Tonaufnahmen belegen, dass er vom türkischen Geheimdienst MIT damit beauftragt worden ist, führende kurdische PolitikerInnen in Europa zu ermorden. Nachforschungen haben außerdem gezeigt, dass es sich bei ihm um einen verdeckten Ultranationalisten handelt, der in Süddeutschland in Kontakt mit dem türkischen Geheimdienst getreten ist und mit dem Auftrag politischer Morde nach Paris gegangen ist. Ömer Güney besaß die deutsche Staatsangehörigkeit und hat sich in Deutschland im Milieu türkischer Ultranationalisten betätigt. Dass dies dem Verfassungsschutz nicht bekannt gewesen sein soll ist zu bezweifeln. In diesem Sinne kommt neben den französischen Behörden Deutschland große Verantwortung und Mitschuld zu. Nicht nur, dass deutsche und französische Behörden diesen politischen Mord nicht verhindert haben. Hinzu kommen die dubiosen Umstände, unter denen der mutmaßliche Täter gestorben ist. Obwohl die französische Staatsanwaltschaft ihre Anklageschrift zum 9. Juli 2015 fertiggestellt hat, wurde der Prozessbeginn erst für Januar 2017 angesetzt. Die französischen Behörden waren sich hierbei des ernsten gesundheitlichen Zustands des Angeklagten bewusst. Haben sie den Prozessbeginn ständig aufgeschoben, damit der mutmaßliche Täter vor Prozessauftakt verstirbt und dieser politische Mord so nicht aufgeklärt wird? Und welche Rolle spielt hierbei die Ernennung des damaligen türkischen Vize-Geheimdienstleiters als türkischen Botschafter in Paris im Sommer 2015? Seit drei Jahren kämpfen wir kurdische Frauen für Gerechtigkeit.

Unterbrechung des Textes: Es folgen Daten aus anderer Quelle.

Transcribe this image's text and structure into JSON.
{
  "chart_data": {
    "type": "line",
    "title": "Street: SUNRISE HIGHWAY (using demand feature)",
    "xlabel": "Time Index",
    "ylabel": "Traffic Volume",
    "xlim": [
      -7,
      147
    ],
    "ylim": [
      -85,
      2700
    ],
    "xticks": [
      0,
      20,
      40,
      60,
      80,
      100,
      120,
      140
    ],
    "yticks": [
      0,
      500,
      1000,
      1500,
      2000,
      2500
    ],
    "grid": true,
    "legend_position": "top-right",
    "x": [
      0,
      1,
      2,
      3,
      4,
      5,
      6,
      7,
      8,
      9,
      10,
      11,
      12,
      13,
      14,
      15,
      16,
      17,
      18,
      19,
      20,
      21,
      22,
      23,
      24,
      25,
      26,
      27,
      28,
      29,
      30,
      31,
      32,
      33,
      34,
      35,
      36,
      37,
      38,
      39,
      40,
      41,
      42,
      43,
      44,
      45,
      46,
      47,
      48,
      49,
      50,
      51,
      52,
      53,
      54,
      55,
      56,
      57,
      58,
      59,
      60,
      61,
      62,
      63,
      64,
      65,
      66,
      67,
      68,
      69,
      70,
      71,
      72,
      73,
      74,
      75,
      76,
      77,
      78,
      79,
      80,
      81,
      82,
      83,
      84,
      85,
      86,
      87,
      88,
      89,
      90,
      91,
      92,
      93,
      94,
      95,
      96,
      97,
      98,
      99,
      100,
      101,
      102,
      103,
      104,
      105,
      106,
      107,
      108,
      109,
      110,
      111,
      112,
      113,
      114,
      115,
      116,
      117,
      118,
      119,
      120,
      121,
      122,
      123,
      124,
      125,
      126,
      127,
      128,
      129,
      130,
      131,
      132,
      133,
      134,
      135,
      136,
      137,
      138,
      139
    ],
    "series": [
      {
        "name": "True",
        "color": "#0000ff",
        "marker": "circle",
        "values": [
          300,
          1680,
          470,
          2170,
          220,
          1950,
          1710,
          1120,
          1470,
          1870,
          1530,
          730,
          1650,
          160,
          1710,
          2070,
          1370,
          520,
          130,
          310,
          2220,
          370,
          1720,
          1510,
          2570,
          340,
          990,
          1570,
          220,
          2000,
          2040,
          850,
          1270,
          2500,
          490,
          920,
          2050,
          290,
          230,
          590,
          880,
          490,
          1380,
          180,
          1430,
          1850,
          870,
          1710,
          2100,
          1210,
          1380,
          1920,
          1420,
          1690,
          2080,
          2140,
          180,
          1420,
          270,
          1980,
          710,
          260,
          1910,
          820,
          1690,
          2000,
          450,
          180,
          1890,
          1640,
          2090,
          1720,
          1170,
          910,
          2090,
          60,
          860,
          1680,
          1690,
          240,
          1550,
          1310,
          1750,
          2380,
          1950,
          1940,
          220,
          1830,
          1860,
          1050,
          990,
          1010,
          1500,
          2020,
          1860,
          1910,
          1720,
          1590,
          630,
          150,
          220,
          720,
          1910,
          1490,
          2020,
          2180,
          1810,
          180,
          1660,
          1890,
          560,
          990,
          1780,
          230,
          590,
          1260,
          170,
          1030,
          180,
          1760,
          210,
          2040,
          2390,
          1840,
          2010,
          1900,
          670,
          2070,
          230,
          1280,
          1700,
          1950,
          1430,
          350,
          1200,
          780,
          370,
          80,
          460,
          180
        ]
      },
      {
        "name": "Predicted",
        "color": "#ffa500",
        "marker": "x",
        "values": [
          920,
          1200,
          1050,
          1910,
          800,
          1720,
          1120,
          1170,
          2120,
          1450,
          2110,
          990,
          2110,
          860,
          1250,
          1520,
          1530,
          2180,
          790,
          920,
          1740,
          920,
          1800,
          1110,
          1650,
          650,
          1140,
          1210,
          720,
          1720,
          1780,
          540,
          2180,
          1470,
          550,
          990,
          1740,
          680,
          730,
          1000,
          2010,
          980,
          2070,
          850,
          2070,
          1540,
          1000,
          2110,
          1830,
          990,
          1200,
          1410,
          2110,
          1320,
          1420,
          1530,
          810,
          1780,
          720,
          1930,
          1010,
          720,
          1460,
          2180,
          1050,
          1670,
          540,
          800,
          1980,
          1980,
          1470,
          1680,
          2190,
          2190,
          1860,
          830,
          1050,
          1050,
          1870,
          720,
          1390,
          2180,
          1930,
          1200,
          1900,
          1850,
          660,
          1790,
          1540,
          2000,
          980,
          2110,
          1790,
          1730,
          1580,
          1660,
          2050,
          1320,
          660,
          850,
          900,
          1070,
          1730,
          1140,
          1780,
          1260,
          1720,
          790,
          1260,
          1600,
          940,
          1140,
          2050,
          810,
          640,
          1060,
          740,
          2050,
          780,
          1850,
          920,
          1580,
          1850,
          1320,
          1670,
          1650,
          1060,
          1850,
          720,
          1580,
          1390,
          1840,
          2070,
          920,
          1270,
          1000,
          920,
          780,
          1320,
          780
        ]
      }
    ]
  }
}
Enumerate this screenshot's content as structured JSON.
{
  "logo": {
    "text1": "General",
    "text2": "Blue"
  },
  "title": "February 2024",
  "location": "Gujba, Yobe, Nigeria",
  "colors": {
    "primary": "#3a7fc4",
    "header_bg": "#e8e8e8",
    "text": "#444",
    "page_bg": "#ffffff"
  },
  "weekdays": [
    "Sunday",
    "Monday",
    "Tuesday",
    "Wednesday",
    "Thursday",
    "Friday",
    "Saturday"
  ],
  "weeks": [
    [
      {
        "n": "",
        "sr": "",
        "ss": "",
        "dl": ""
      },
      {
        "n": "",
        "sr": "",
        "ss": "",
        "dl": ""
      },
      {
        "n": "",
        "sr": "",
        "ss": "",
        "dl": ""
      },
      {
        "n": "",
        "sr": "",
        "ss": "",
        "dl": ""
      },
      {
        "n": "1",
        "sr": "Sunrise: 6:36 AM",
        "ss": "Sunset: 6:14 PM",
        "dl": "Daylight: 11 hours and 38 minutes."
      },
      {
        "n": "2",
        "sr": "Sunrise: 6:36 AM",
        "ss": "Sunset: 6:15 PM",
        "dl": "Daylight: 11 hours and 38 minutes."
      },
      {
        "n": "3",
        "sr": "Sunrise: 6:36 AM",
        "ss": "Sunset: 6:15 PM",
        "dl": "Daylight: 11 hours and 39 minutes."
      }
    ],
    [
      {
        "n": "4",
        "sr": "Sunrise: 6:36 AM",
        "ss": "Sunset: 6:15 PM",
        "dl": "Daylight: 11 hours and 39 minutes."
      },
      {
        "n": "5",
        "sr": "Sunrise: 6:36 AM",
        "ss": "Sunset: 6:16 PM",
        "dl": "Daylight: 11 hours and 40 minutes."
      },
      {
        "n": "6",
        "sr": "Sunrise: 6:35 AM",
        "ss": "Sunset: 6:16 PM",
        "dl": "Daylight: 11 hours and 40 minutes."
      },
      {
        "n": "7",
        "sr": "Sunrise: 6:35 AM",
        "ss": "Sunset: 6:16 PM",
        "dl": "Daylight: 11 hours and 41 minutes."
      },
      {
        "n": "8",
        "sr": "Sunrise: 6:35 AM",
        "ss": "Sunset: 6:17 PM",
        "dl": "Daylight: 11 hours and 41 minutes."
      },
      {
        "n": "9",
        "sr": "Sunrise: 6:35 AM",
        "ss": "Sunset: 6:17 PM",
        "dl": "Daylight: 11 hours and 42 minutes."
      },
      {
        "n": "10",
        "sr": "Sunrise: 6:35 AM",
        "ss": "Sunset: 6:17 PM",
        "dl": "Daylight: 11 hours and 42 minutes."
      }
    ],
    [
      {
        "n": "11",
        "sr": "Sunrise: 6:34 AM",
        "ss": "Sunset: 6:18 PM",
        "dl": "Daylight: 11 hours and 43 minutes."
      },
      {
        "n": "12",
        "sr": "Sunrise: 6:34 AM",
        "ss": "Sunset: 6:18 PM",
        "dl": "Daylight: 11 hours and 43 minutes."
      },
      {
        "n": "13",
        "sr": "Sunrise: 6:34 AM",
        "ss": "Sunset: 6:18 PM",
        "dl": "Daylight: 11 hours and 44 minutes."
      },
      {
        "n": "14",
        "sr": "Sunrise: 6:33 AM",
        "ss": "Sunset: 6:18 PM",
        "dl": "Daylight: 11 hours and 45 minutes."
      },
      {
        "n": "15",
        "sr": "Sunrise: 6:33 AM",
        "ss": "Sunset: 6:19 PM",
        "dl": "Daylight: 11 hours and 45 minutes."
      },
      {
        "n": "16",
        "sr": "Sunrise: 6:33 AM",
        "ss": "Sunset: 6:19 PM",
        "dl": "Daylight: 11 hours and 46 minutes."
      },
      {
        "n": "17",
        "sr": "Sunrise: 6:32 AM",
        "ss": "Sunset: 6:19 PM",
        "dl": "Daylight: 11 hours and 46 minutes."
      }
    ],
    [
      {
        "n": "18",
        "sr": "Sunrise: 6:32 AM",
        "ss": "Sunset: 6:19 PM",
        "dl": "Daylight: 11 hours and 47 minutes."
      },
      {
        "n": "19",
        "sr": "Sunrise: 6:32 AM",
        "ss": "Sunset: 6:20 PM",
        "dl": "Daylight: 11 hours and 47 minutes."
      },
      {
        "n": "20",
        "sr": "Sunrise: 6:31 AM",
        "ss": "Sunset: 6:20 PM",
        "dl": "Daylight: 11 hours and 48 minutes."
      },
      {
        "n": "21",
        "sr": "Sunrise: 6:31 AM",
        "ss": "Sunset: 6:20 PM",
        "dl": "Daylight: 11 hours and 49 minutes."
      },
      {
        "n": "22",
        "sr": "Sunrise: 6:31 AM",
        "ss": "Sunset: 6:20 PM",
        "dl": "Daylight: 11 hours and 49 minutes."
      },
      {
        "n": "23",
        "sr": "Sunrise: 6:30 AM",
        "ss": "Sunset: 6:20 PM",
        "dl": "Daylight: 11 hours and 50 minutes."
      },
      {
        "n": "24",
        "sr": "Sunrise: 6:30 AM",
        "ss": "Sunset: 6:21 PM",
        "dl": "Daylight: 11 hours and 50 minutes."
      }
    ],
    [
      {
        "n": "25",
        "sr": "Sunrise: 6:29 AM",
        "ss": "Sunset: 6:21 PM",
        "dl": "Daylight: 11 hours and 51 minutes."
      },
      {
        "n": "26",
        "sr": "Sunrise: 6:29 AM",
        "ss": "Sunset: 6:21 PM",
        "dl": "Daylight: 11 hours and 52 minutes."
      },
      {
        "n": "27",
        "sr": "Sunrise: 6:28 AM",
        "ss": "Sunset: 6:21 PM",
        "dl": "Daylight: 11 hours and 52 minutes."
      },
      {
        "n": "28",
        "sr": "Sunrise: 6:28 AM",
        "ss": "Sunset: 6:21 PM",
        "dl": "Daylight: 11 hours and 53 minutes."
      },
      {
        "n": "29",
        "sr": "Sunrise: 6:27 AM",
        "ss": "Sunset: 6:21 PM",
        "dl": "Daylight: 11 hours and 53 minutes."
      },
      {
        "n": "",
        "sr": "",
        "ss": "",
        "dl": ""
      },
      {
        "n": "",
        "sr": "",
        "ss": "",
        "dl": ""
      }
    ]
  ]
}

Jeden Mittwoch demonstrieren wir für die Aufklärung des Massakers von Paris. Wir werden unter keinen Umständen zulassen, dass auch dieser politische Mord in den Aktenschränken in Vergessenheit gerät. Wir werden solange kämpfen, bis alle Dimensionen dieser kaltblütigen Tat aufgeklärt sind und alle Verantwortlichen zur Rechenschaft gezogen sind.


Kein Vergessen, kein Vergeben! Wir fordern Gerechtigkeit!


Cenî – Kurdisches Frauenbüro für Frieden e.V.